The following are excerpts from an interview with Syrian poet "Adonis," aired on Dubai TV on March 11, 2006. TO VIEW THIS CLIP: http://www.memritv.org/search.asp?ACT=S9&P1=1076.
[Some excerpts follow. The rest of the translated passages are here. --JW]
Interviewer: "How do you view the plan for democracy, the 'Greater Middle East' plan?"
Adonis: "First of all, I oppose any external intervention in Arab affairs. If the Arabs are so inept that they cannot be democratic by themselves, they can never be democratic through the intervention of others."If we want to be democratic, we must be so by ourselves. But the preconditions for democracy do not exist in Arab society, and cannot exist unless religion is reexamined in a new and accurate way, and unless religion becomes a personal and spiritual experience, which must be respected."On the other hand, all issues pertaining to civil and human affairs must be left up to the law and to the people themselves."
[....]
"I don't understand what is happening in Arab society today. I don't know how to interpret this situation, except by making the following hypothesis: When I look at the Arab world, with all its resources, the capacities of Arab individuals, especially abroad - you will find among them great philosophers, scientists, engineers, and doctors. In other words, the Arab individual is no less smart, no less a genius, than anyone else in the world. He can excel - but only outside his society. I have nothing against the individuals - only against the institutions and the regimes.

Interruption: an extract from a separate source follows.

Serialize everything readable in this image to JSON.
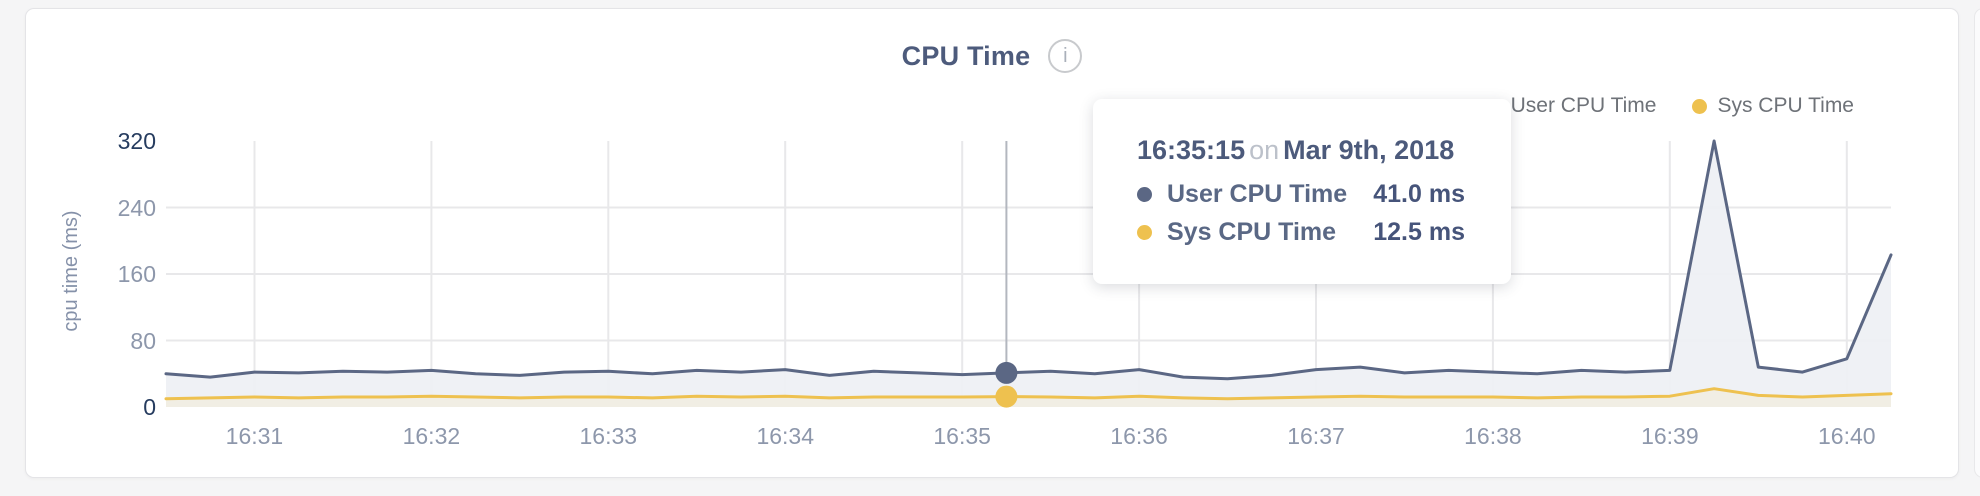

"If I look at the Arabs, with all their resources and great capacities, and I compare what they have achieved over the past century with what others have achieved in that period, I would have to say that we Arabs are in a phase of extinction, in the sense that we have no creative presence in the world."
Interviewer: "Are we on the brink of extinction, or are we already extinct?"

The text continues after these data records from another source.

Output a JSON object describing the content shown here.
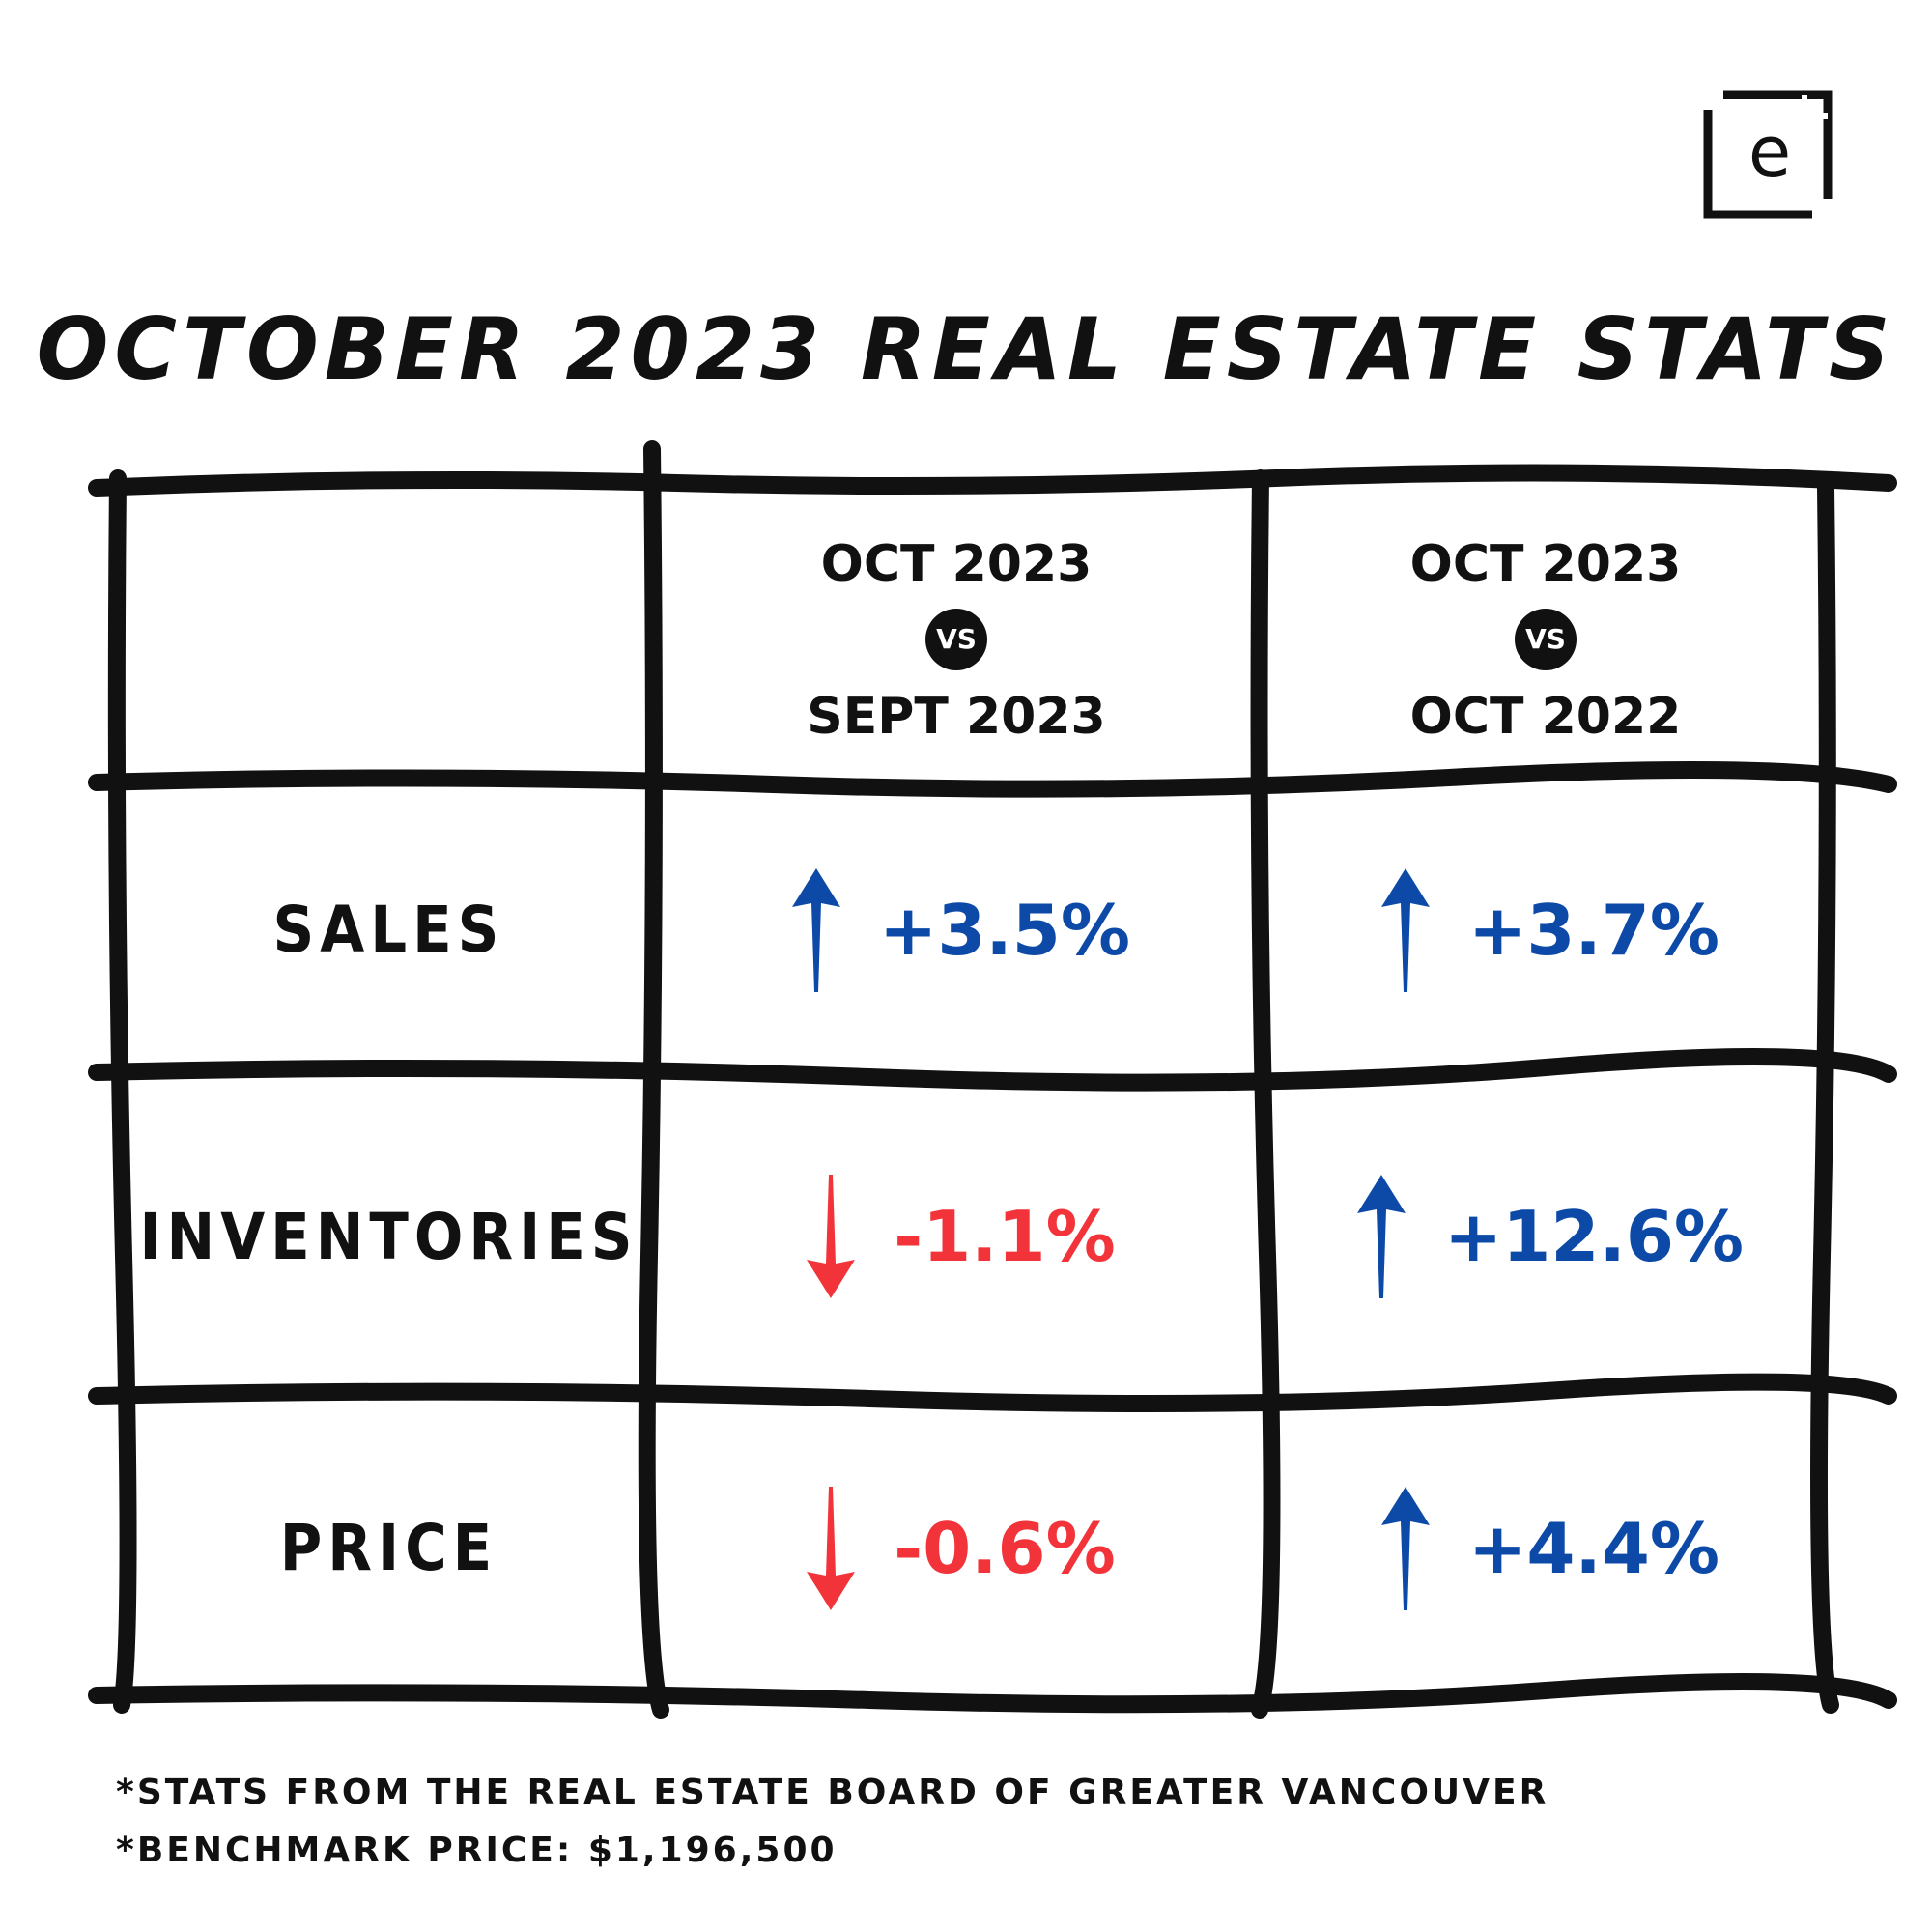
{
  "title": "October 2023 Real Estate Stats",
  "columns": [
    {
      "top": "OCT 2023",
      "vs": "VS",
      "bottom": "SEPT 2023"
    },
    {
      "top": "OCT 2023",
      "vs": "VS",
      "bottom": "OCT 2022"
    }
  ],
  "rows": [
    {
      "label": "SALES",
      "values": [
        {
          "text": "+3.5%",
          "direction": "up"
        },
        {
          "text": "+3.7%",
          "direction": "up"
        }
      ]
    },
    {
      "label": "INVENTORIES",
      "values": [
        {
          "text": "-1.1%",
          "direction": "down"
        },
        {
          "text": "+12.6%",
          "direction": "up"
        }
      ]
    },
    {
      "label": "PRICE",
      "values": [
        {
          "text": "-0.6%",
          "direction": "down"
        },
        {
          "text": "+4.4%",
          "direction": "up"
        }
      ]
    }
  ],
  "footnotes": [
    "*Stats from the Real Estate Board of Greater Vancouver",
    "*Benchmark Price: $1,196,500"
  ],
  "colors": {
    "up": "#0d4aa8",
    "down": "#f2343a",
    "grid": "#111111"
  },
  "logo": {
    "letter": "e",
    "icon": "brand-logo-icon"
  }
}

Adonis: "We have become extinct. We have the quantity. We have the masses of people, but a people becomes extinct when it no longer has a creative capacity, and the capacity to change its world." [....]
Adonis: "That is our real intellectual crisis. We are facing a new world with ideas that no longer exist, and in a context that is obsolete. We must sever ourselves completely from that context, on all levels, and think of a new Arab identity, a new culture, and a new Arab society." [...]"Imagine that Arab societies had no Western influence. What would be left? The Muslims must..."

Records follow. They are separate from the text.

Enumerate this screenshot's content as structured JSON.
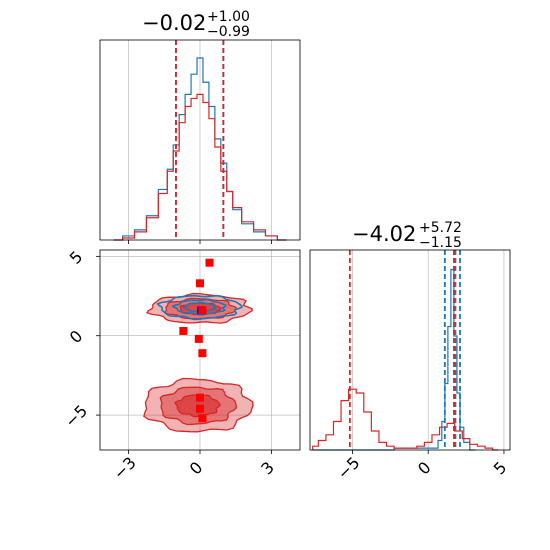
{
  "colors": {
    "blue": "#1f77b4",
    "red": "#d62728",
    "marker_blue": "#0000ff",
    "marker_red": "#ff0000"
  },
  "titles": {
    "x": {
      "main": "−0.02",
      "plus": "+1.00",
      "minus": "−0.99"
    },
    "y": {
      "main": "−4.02",
      "plus": "+5.72",
      "minus": "−1.15"
    }
  },
  "chart_data": [
    {
      "panel": "x-marginal",
      "type": "histogram",
      "x_range": [
        -4.2,
        4.2
      ],
      "series": [
        {
          "color": "blue",
          "bin_centers": [
            -3.5,
            -3.0,
            -2.5,
            -2.0,
            -1.5,
            -1.25,
            -1.0,
            -0.75,
            -0.5,
            -0.25,
            0.0,
            0.25,
            0.5,
            0.75,
            1.0,
            1.25,
            1.5,
            2.0,
            2.5,
            3.0,
            3.5
          ],
          "heights": [
            0.0,
            0.02,
            0.05,
            0.12,
            0.25,
            0.35,
            0.47,
            0.62,
            0.72,
            0.82,
            0.9,
            0.78,
            0.66,
            0.5,
            0.38,
            0.24,
            0.15,
            0.08,
            0.04,
            0.02,
            0.0
          ]
        },
        {
          "color": "red",
          "bin_centers": [
            -3.5,
            -3.0,
            -2.5,
            -2.0,
            -1.5,
            -1.25,
            -1.0,
            -0.75,
            -0.5,
            -0.25,
            0.0,
            0.25,
            0.5,
            0.75,
            1.0,
            1.25,
            1.5,
            2.0,
            2.5,
            3.0,
            3.5
          ],
          "heights": [
            0.0,
            0.01,
            0.04,
            0.11,
            0.23,
            0.34,
            0.44,
            0.58,
            0.66,
            0.7,
            0.72,
            0.68,
            0.6,
            0.46,
            0.34,
            0.24,
            0.16,
            0.09,
            0.05,
            0.02,
            0.0
          ]
        }
      ],
      "quantile_lines": [
        {
          "value": -1.01,
          "color": "blue"
        },
        {
          "value": -1.01,
          "color": "red"
        },
        {
          "value": 0.98,
          "color": "blue"
        },
        {
          "value": 0.98,
          "color": "red"
        }
      ]
    },
    {
      "panel": "y-marginal",
      "type": "histogram",
      "x_range": [
        -7.8,
        5.4
      ],
      "xticks": [
        -5,
        0,
        5
      ],
      "series": [
        {
          "color": "blue",
          "bin_centers": [
            -7.5,
            -5.0,
            0.5,
            0.8,
            1.0,
            1.2,
            1.4,
            1.6,
            1.8,
            2.0,
            2.2,
            2.5,
            3.0
          ],
          "heights": [
            0.0,
            0.0,
            0.01,
            0.05,
            0.15,
            0.35,
            0.65,
            0.95,
            0.6,
            0.3,
            0.12,
            0.04,
            0.0
          ]
        },
        {
          "color": "red",
          "bin_centers": [
            -7.5,
            -7.0,
            -6.5,
            -6.0,
            -5.5,
            -5.0,
            -4.5,
            -4.0,
            -3.5,
            -3.0,
            -2.5,
            -2.0,
            -1.5,
            -1.0,
            -0.5,
            0.0,
            0.5,
            1.0,
            1.5,
            2.0,
            2.5,
            3.0,
            3.5,
            4.0,
            4.5
          ],
          "heights": [
            0.02,
            0.05,
            0.08,
            0.15,
            0.26,
            0.32,
            0.3,
            0.2,
            0.1,
            0.04,
            0.02,
            0.01,
            0.01,
            0.01,
            0.02,
            0.04,
            0.08,
            0.12,
            0.14,
            0.1,
            0.06,
            0.03,
            0.02,
            0.01,
            0.0
          ]
        }
      ],
      "quantile_lines": [
        {
          "value": 1.1,
          "color": "blue"
        },
        {
          "value": 1.8,
          "color": "blue"
        },
        {
          "value": 2.1,
          "color": "blue"
        },
        {
          "value": -5.17,
          "color": "red"
        },
        {
          "value": 1.7,
          "color": "red"
        }
      ]
    },
    {
      "panel": "joint",
      "type": "contour",
      "x_range": [
        -4.2,
        4.2
      ],
      "y_range": [
        -7.2,
        5.4
      ],
      "xticks": [
        -3,
        0,
        3
      ],
      "yticks": [
        -5,
        0,
        5
      ],
      "blue_blobs": [
        {
          "cx": 0.0,
          "cy": 1.8,
          "sx": 1.4,
          "sy": 0.6
        }
      ],
      "red_blobs": [
        {
          "cx": 0.0,
          "cy": 1.7,
          "sx": 1.4,
          "sy": 0.6
        },
        {
          "cx": -0.1,
          "cy": -4.4,
          "sx": 1.5,
          "sy": 1.1
        }
      ],
      "markers": [
        {
          "x": 0.05,
          "y": 1.6,
          "color": "marker_blue"
        },
        {
          "x": 0.1,
          "y": 1.6,
          "color": "marker_red"
        },
        {
          "x": -0.7,
          "y": 0.3,
          "color": "marker_red"
        },
        {
          "x": 0.0,
          "y": 3.3,
          "color": "marker_red"
        },
        {
          "x": -0.05,
          "y": -0.2,
          "color": "marker_red"
        },
        {
          "x": 0.1,
          "y": -1.1,
          "color": "marker_red"
        },
        {
          "x": 0.0,
          "y": -3.9,
          "color": "marker_red"
        },
        {
          "x": 0.0,
          "y": -4.6,
          "color": "marker_red"
        },
        {
          "x": 0.1,
          "y": -5.2,
          "color": "marker_red"
        },
        {
          "x": 0.4,
          "y": 4.6,
          "color": "marker_red"
        }
      ]
    }
  ]
}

Interviewer: "What would be left?"
Adonis: "Nothing. Nothing would be left except for the mosque, the church, and commerce, of course." [...] "The Muslims today - forgive me for saying this - with their accepted interpretation [of the religious text], are the first to destroy Islam, whereas those who criticize the Muslims - the non-believers, the infidels, as they call them - are the ones who perceive in Islam the vitality that could adapt it to life. These infidels serve Islam better than the believers."